A bunion is a progressive foot deformity that results from mechanical imbalance and undue stress on the big toe joint. This leads to a bony prominence to the inside or top of the toe joint and drifting of the great toe, causing crowding to the smaller toes. Contrary to popular belief, bunions are aggravated, not caused, by shoes. Bunions are usually an inherited deformity of the foot. Bunions more commonly affect women due to wearing high-heeled and pointed-toed shoes, which aggravate the condition. Symptoms include pain at the great toe joint, swelling, redness, corns, calluses, and difficulty wearing shoes. Because bunions are progressive, it is best to see a podiatrist for diagnosis and treatment to correct the problem before severe pain, arthritis, and deformity occur.
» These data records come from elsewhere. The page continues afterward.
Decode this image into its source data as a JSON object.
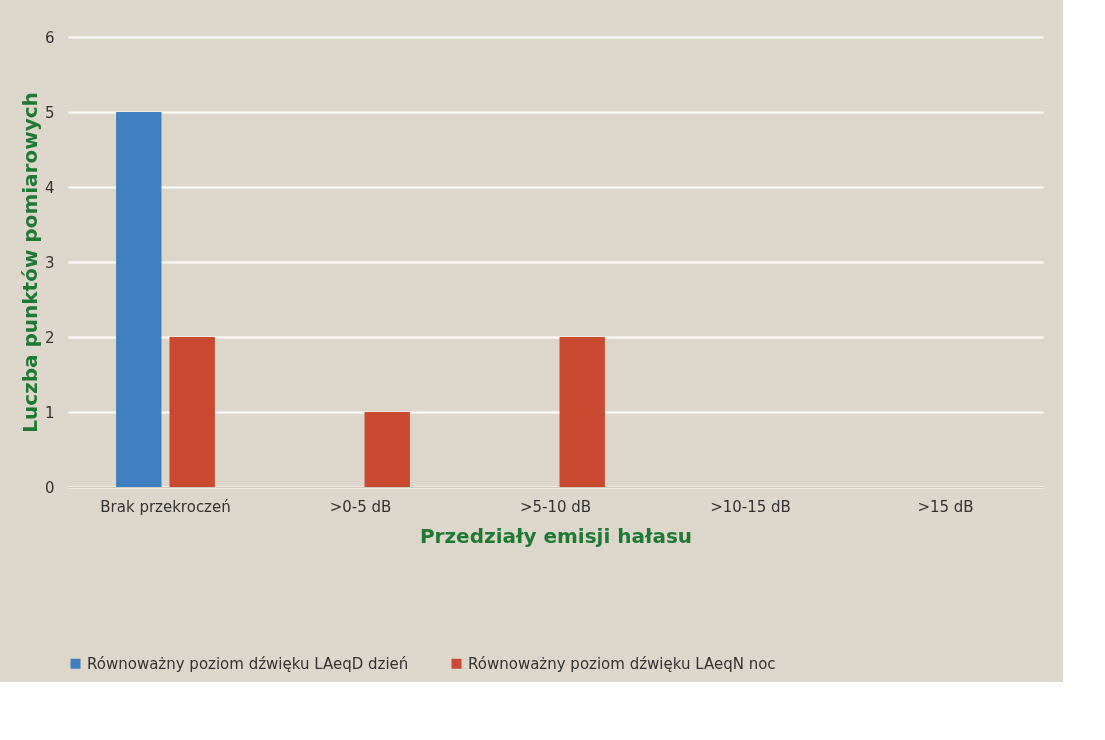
{
  "chart_data": {
    "type": "bar",
    "xlabel": "Przedziały emisji hałasu",
    "ylabel": "Luczba punktów pomiarowych",
    "categories": [
      "Brak przekroczeń",
      ">0-5 dB",
      ">5-10 dB",
      ">10-15 dB",
      ">15 dB"
    ],
    "series": [
      {
        "name": "Równoważny poziom dźwięku LAeqD dzień",
        "color": "#3f7fbf",
        "values": [
          5,
          0,
          0,
          0,
          0
        ]
      },
      {
        "name": "Równoważny poziom dźwięku LAeqN noc",
        "color": "#c94a30",
        "values": [
          2,
          1,
          2,
          0,
          0
        ]
      }
    ],
    "ylim": [
      0,
      6
    ],
    "yticks": [
      0,
      1,
      2,
      3,
      4,
      5,
      6
    ],
    "grid": "y",
    "legend": "bottom"
  }
}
A bunion is diagnosed by our podiatrists with physical examination and x-rays. Conservative (non-surgical) treatment includes padding, icing, anti-inflammatories, custom orthotics (shoe inserts), and accommodating shoe gear. Depending upon your symptoms, age, and activity, surgical correction of a bunion may be advised by your podiatrist.
There are many different surgical procedures for bunion deformities. In our office, your podiatrist will review your x-rays with you and determine the best treatment option for your specific condition, life style, and goals. Bunion surgery is performed by your podiatrist at either a hospital or surgical center. Patients go home the same day and follow up in the office weekly or every other week for x-rays and evaluation. Most of our patients are placed in a cast to protect the foot during recovery for an average of four weeks.